Madrid, Sep 21 (IANS/EFE): Spain's Treasury sold 4.8 billion euros ($6.2 billion) worth of debt Thursday in an auction that attracted strong demand, paying a sharply lower interest rate on its benchmark 10-year note.
The average interest rate on that bond was 5.7 percent, down from 6.706 percent in the previous auction and roughly equivalent to the yield on the 10-year note in the secondary market.
The interest rate on the benchmark bond, 859 million euros ($1.1 billion) of which were sold in Thursday's auction, was the lowest since February.

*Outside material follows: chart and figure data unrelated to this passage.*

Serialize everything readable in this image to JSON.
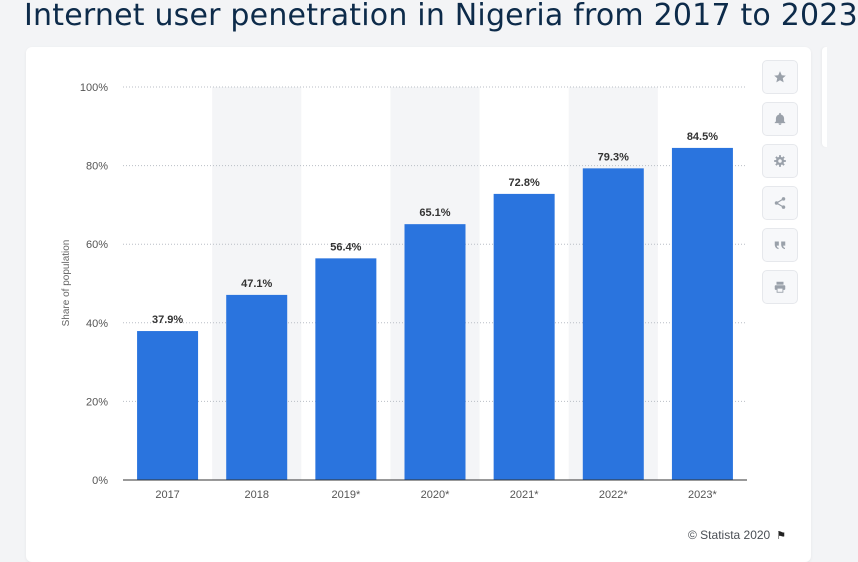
{
  "title": "Internet user penetration in Nigeria from 2017 to 2023",
  "toolbar": {
    "icons": [
      "star-icon",
      "bell-icon",
      "gear-icon",
      "share-icon",
      "quote-icon",
      "print-icon"
    ]
  },
  "footer": {
    "credit": "© Statista 2020"
  },
  "chart_data": {
    "type": "bar",
    "categories": [
      "2017",
      "2018",
      "2019*",
      "2020*",
      "2021*",
      "2022*",
      "2023*"
    ],
    "values": [
      37.9,
      47.1,
      56.4,
      65.1,
      72.8,
      79.3,
      84.5
    ],
    "data_labels": [
      "37.9%",
      "47.1%",
      "56.4%",
      "65.1%",
      "72.8%",
      "79.3%",
      "84.5%"
    ],
    "title": "",
    "xlabel": "",
    "ylabel": "Share of population",
    "ylim": [
      0,
      100
    ],
    "yticks": [
      0,
      20,
      40,
      60,
      80,
      100
    ],
    "ytick_labels": [
      "0%",
      "20%",
      "40%",
      "60%",
      "80%",
      "100%"
    ],
    "grid": true,
    "bar_color": "#2a74de",
    "band_color": "#f4f5f7",
    "label_color": "#333333"
  }
}
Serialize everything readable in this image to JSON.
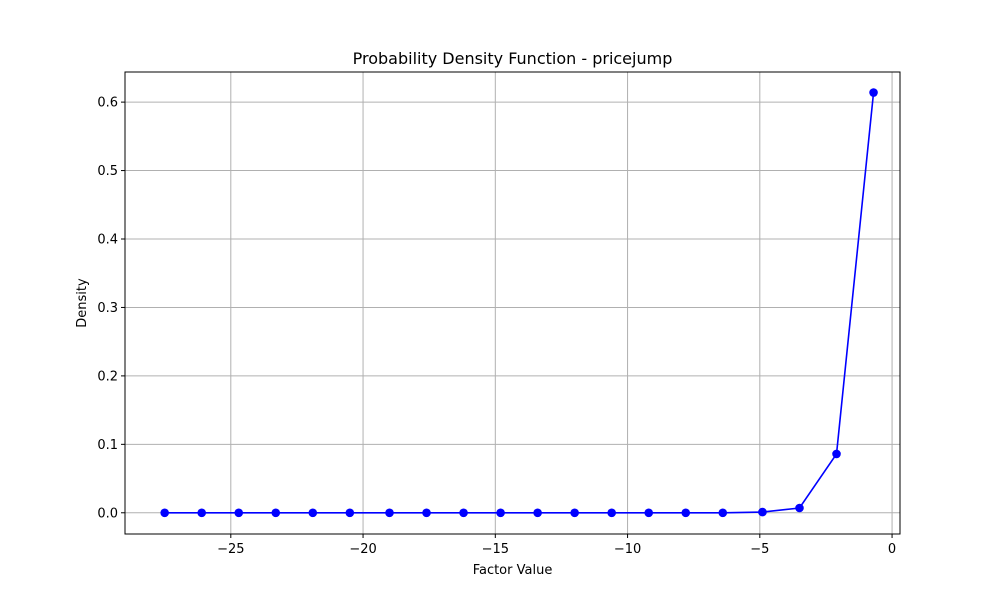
{
  "chart_data": {
    "type": "line",
    "title": "Probability Density Function - pricejump",
    "xlabel": "Factor Value",
    "ylabel": "Density",
    "xlim": [
      -29.0,
      0.3
    ],
    "ylim": [
      -0.031,
      0.644
    ],
    "xticks": [
      -25,
      -20,
      -15,
      -10,
      -5,
      0
    ],
    "xtick_labels": [
      "−25",
      "−20",
      "−15",
      "−10",
      "−5",
      "0"
    ],
    "yticks": [
      0.0,
      0.1,
      0.2,
      0.3,
      0.4,
      0.5,
      0.6
    ],
    "ytick_labels": [
      "0.0",
      "0.1",
      "0.2",
      "0.3",
      "0.4",
      "0.5",
      "0.6"
    ],
    "grid": true,
    "line_color": "#0000ff",
    "series": [
      {
        "x": [
          -27.5,
          -26.1,
          -24.7,
          -23.3,
          -21.9,
          -20.5,
          -19.0,
          -17.6,
          -16.2,
          -14.8,
          -13.4,
          -12.0,
          -10.6,
          -9.2,
          -7.8,
          -6.4,
          -4.9,
          -3.5,
          -2.1,
          -0.7
        ],
        "values": [
          0.0,
          0.0,
          0.0,
          0.0,
          0.0,
          0.0,
          0.0,
          0.0,
          0.0,
          0.0,
          0.0,
          0.0,
          0.0,
          0.0,
          0.0,
          0.0,
          0.001,
          0.007,
          0.086,
          0.614
        ]
      }
    ]
  }
}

However, the average interest rate on Thursday's issue of three-year notes, 3.9 billion euros ($5.1 billion) of which were sold, stood at 3.919 percent, up from 3.774 percent in the previous auction and higher than the 3.669 percent yield in the secondary market.
The yield on the country's 10-year note has fallen since the European Central Bank announced early this month that it will buy unlimited amounts of government bonds to help Spain and other countries hobbled by high borrowing costs.
Thursday's auction was oversubscribed 1.7 times.
In another debt auction Tuesday, the only other one since the ECB's announcement, Spain also attracted higher-than-expected demand and sold the bonds at substantially lower interest rates.
Spain's risk premium - the extra return investors demand on the country's 10-year bond compared to equivalent, safe-haven German debt - was virtually unchanged following the debt auction at 413 basis points, down from 415 basis points at the market opening.
It had soared above 600 basis points in July, though the spreads have narrowed significantly since then.
The Spanish economy has been battered by the global recession and the collapse of a massive real-estate bubble, which has left many financial institutions saddled with toxic property assets.